Playing with AI is nothing. I don't even install these type of games if I don't have someone to plao with.


----------



## vickybat (May 23, 2012)

gameranand said:


> Playing with AI is nothing. I don't even install these type of games if I don't have someone to plao with.



Yup absolutely true buddy. AI is very easy and predictable even at the hardest difficulty. Real challenge is against a worthy human opponent who can be unpredictable most of the time.


----------



## gameranand (May 23, 2012)

The best part about MP in a single room is shouting the hell out of game.


----------



## thetechfreak (May 23, 2012)

want this NOW 

finallllly


----------



## d3p (May 23, 2012)

Problem with WWE Games is "I don't the like the graphics at all. None of the superstars really look near to reality"

If we take Fifa or PES as an example. The Gameplay, Stadiums, Players & experience is just amazing. 

Hope THQ don't screw the PC part like previous.


----------



## gameranand (May 23, 2012)

Last game that came for PC had crappy gfx but the console WWE games does looks nice. If they look like that then I am OK with that.


----------



## Tachyon1986 (May 24, 2012)

*I am... the King of the Wooorld!
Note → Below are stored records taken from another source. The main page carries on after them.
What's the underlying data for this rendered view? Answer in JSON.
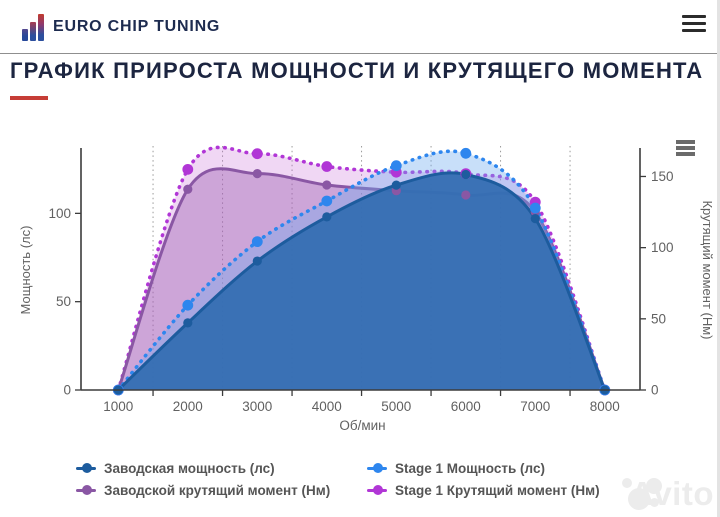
{
  "header": {
    "brand": "EURO CHIP TUNING"
  },
  "page": {
    "title": "ГРАФИК ПРИРОСТА МОЩНОСТИ И КРУТЯЩЕГО МОМЕНТА",
    "accent_color": "#c63d36"
  },
  "chart_data": {
    "type": "area",
    "x": [
      1000,
      2000,
      3000,
      4000,
      5000,
      6000,
      7000,
      8000
    ],
    "x_tick_labels": [
      "1000",
      "2000",
      "3000",
      "4000",
      "5000",
      "6000",
      "7000",
      "8000"
    ],
    "xlabel": "Об/мин",
    "axes": {
      "left": {
        "label": "Мощность (лс)",
        "ticks": [
          0,
          50,
          100
        ],
        "range": [
          0,
          137
        ]
      },
      "right": {
        "label": "Крутящий момент (Нм)",
        "ticks": [
          0,
          50,
          100,
          150
        ],
        "range": [
          0,
          170
        ]
      }
    },
    "grid": {
      "vertical_dotted_between_categories": true,
      "horizontal": false
    },
    "legend_position": "bottom",
    "series": [
      {
        "name": "Заводская мощность (лс)",
        "axis": "left",
        "line": "solid",
        "color": "#1d5c9e",
        "fill": "rgba(52,110,178,0.95)",
        "values": [
          0,
          38,
          73,
          98,
          116,
          122,
          97,
          0
        ]
      },
      {
        "name": "Stage 1 Мощность (лс)",
        "axis": "left",
        "line": "dotted",
        "color": "#2e86ee",
        "fill": "rgba(110,170,240,0.38)",
        "values": [
          0,
          48,
          84,
          107,
          127,
          134,
          103,
          0
        ]
      },
      {
        "name": "Заводской крутящий момент (Нм)",
        "axis": "right",
        "line": "solid",
        "color": "#8a57a4",
        "fill": "rgba(158,95,176,0.42)",
        "values": [
          0,
          141,
          152,
          144,
          140,
          137,
          125,
          0
        ]
      },
      {
        "name": "Stage 1 Крутящий момент (Нм)",
        "axis": "right",
        "line": "dotted",
        "color": "#b136d6",
        "fill": "rgba(198,102,214,0.26)",
        "values": [
          0,
          155,
          166,
          157,
          153,
          152,
          132,
          0
        ]
      }
    ]
  },
  "watermark": {
    "text": "Avito"
  }
}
And each one of you...is a JACKASS!*

Just quoting Chris Jericho guys  , I miss the good ol days of WWE. I hope this WWE game will be good . The last game on PC was WWF Raw , and it had a really old roster even for it's time.


Useless info (read if you've got nothing better to do) : The line I quoted was when the WWE went on a tour to the UK. Here's what happened after Chris Jericho entered the ring.

Jericho : Look at all these people!
The Crowd : *applause and Cheers*
Jericho : I am...the King of the World!
The Crowd : *More cheers*
Jericho : And each one of you , is a JACKASS!
The Crowd : *Boos beyond all recognition*

Me : *ROFLMAO*


----------



## Lord073 (May 24, 2012)

Great news!!! Well, hope it's true...BTW they should consider bringing UFC to PC too...


----------



## Tribalgeek (Sep 21, 2012)

So it was a fake news then..:what:


----------



## abhidev (Sep 21, 2012)

In terms of realism...i think Fight night is the best....bust sadly its not there for pc


----------



## gameranand (Sep 21, 2012)

So its not coming to PC ??


----------



## sanny16 (Sep 22, 2012)

Is it coming to pc platform any time soon?


----------